Before the u/s yesterday, I went to my gyn’s office to get resupplied with progesterone gel. The assistant said to me she wanted to wait until the doctor comes out and wanted to ask her if she still wanted me to continue with the gel. I knew my gyn would want me to, but still, the slightest doubt crept up in me and I got stunned a little. I thought, what if she says no?! This gel (I know, I’m really bad) keeps my pregnancy going right now! Who knows, really, I might be fine without it, but it gives me strength and reassurance just using it. And you can’t overdue it with progesterone, so no harm in that. Luckily my gyn said yes, she wanted me to go on, so I received some more packages.
Yesterday evening we met with our potential new midwife for the first time. My current gyn doesn’t go farther than the first trimester, so we had to look for a new healthcare provider for the second and third trimester. Since we were considering homebirth, we looked at midwives. Well, there aren’t too many on the Cape. But fate winked at me, as I was working at CCCC. I met a woman in the writing center, who knew a midwife she recommended to me. What a coincidence! I didn’t know this woman, I just happened to help her with her paper and we started talking about babies. What are the odds, really?
Before meeting with the midwife, we’d been watching a documentary that interviewed nurses, doctors (OBs, gyns), midwives, and moms. It scared the hell out of me, seeing how horrible a hospital birth can be. It just reassured me that what I wanted was the right way to go. I wanted a waterbirth regardless of whether I give birth in a hospital or not. The only one nearby that offers that is Jordan Hospital in Plymouth though. Hearing from many women (apart from seeing the movie) how terrible their hospital-birth experience was, and how calm and fantastic and empowering their natural homebirth was, I pretty much set my eyes on water-homebirth.
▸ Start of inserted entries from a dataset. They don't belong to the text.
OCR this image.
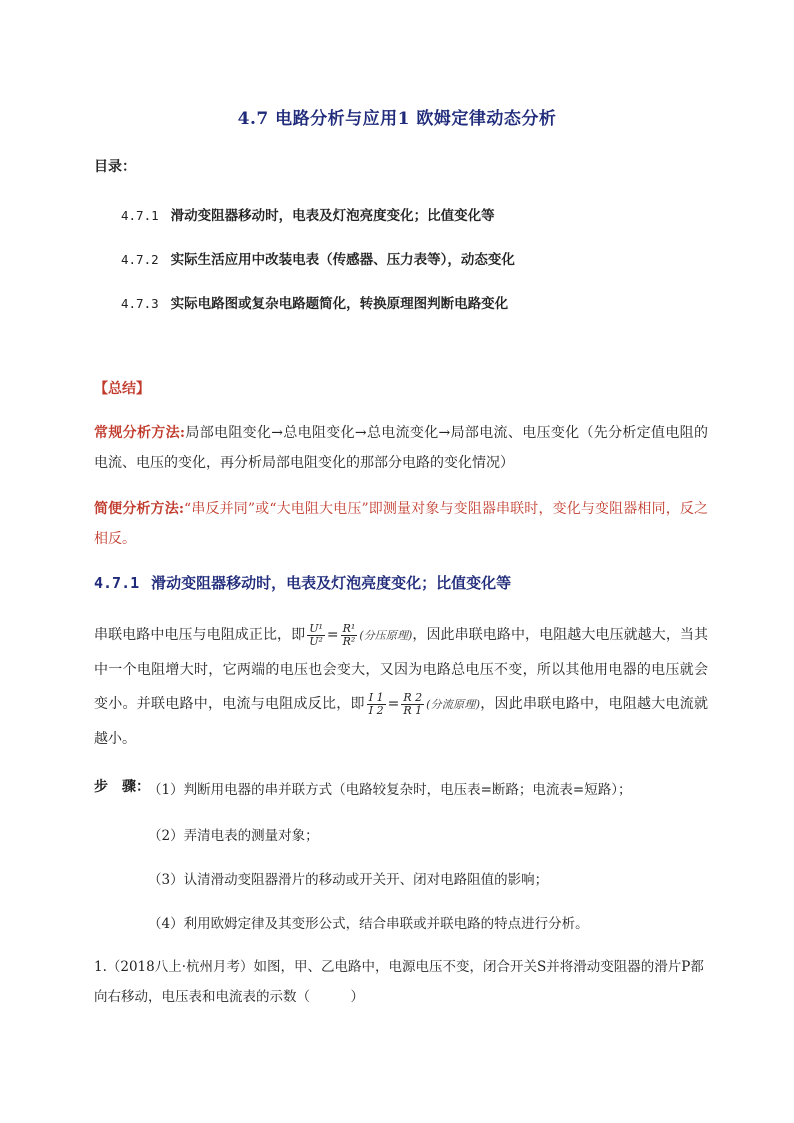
4.7 电路分析与应用1 欧姆定律动态分析
目录：
4.7.1 滑动变阻器移动时，电表及灯泡亮度变化；比值变化等
4.7.2 实际生活应用中改装电表（传感器、压力表等），动态变化
4.7.3 实际电路图或复杂电路题简化，转换原理图判断电路变化
【总结】
常规分析方法:局部电阻变化→总电阻变化→总电流变化→局部电流、电压变化（先分析定值电阻的电流、电压的变化，再分析局部电阻变化的那部分电路的变化情况）
简便分析方法:“串反并同”或“大电阻大电压”即测量对象与变阻器串联时，变化与变阻器相同，反之相反。
4.7.1 滑动变阻器移动时，电表及灯泡亮度变化；比值变化等
串联电路中电压与电阻成正比，即 $\frac{\text{U¹}}{\text{U²}} = \frac{\text{R¹}}{\text{R²}}$ (分压原理)，因此串联电路中，电阻越大电压就越大，当其中一个电阻增大时，它两端的电压也会变大，又因为电路总电压不变，所以其他用电器的电压就会变小。并联电路中，电流与电阻成反比，即 $\frac{I 1}{I 2} = \frac{R 2}{R 1}$ (分流原理)，因此串联电路中，电阻越大电流就越小。
步　骤：
（1）判断用电器的串并联方式（电路较复杂时，电压表=断路；电流表=短路）；
（2）弄清电表的测量对象；
（3）认清滑动变阻器滑片的移动或开关开、闭对电路阻值的影响；
（4）利用欧姆定律及其变形公式，结合串联或并联电路的特点进行分析。
1.（2018八上·杭州月考）如图，甲、乙电路中，电源电压不变，闭合开关S并将滑动变阻器的滑片P都向右移动，电压表和电流表的示数（　　　）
After meeting the midwife yesterday, I’m 100% convinced that this is the right way for me to go. I don’t need stress when I do the most natural thing my body was built to do. The only way I’m ever going to see the inside of a hospital during labor is if I have serious complications, or if I happen to give up and go – which I think is highly unlikely to happen. Everyone who knows me, knows how stubborn I can be. If I want something to work a certain way, I’ll make it work – I’ll never give up. So if I need my body and/or mind to cooperate to give birth in my own home, I’ll do anything and everything to make that happen. I’ve been researching hypnobirthing a little bit and talked to a woman who’s done that. It seems like an interesting option. We’ll see. I want this to be a magical, stress-free, relaxed experience. I want to hold my baby in my arms when it comes into the world. I want myself or my husband to get the chance to catch it as it comes out. I want the comfort of my home around me. I want the liberty to walk around, eat, drink, and do whatever I want or feel necessary to ease the process of labor. I want those around me whom I choose. I don’t want pain medication. I don’t want chemical induction. I don’t need all that. I’m not afraid of what my body is made to do. A completely natural thing women have been doing for thousands of years. I want this to be natural. And I can only get that doing a homebirth.
The midwife we met yesterday is very nice. I really like her, and I think DH and I have pretty much already decided to have her as my midwife. She is a very natural lady, just like myself, and understands all of our concerns and wishes. I can’t wait for our prenatal appointments in the very near future.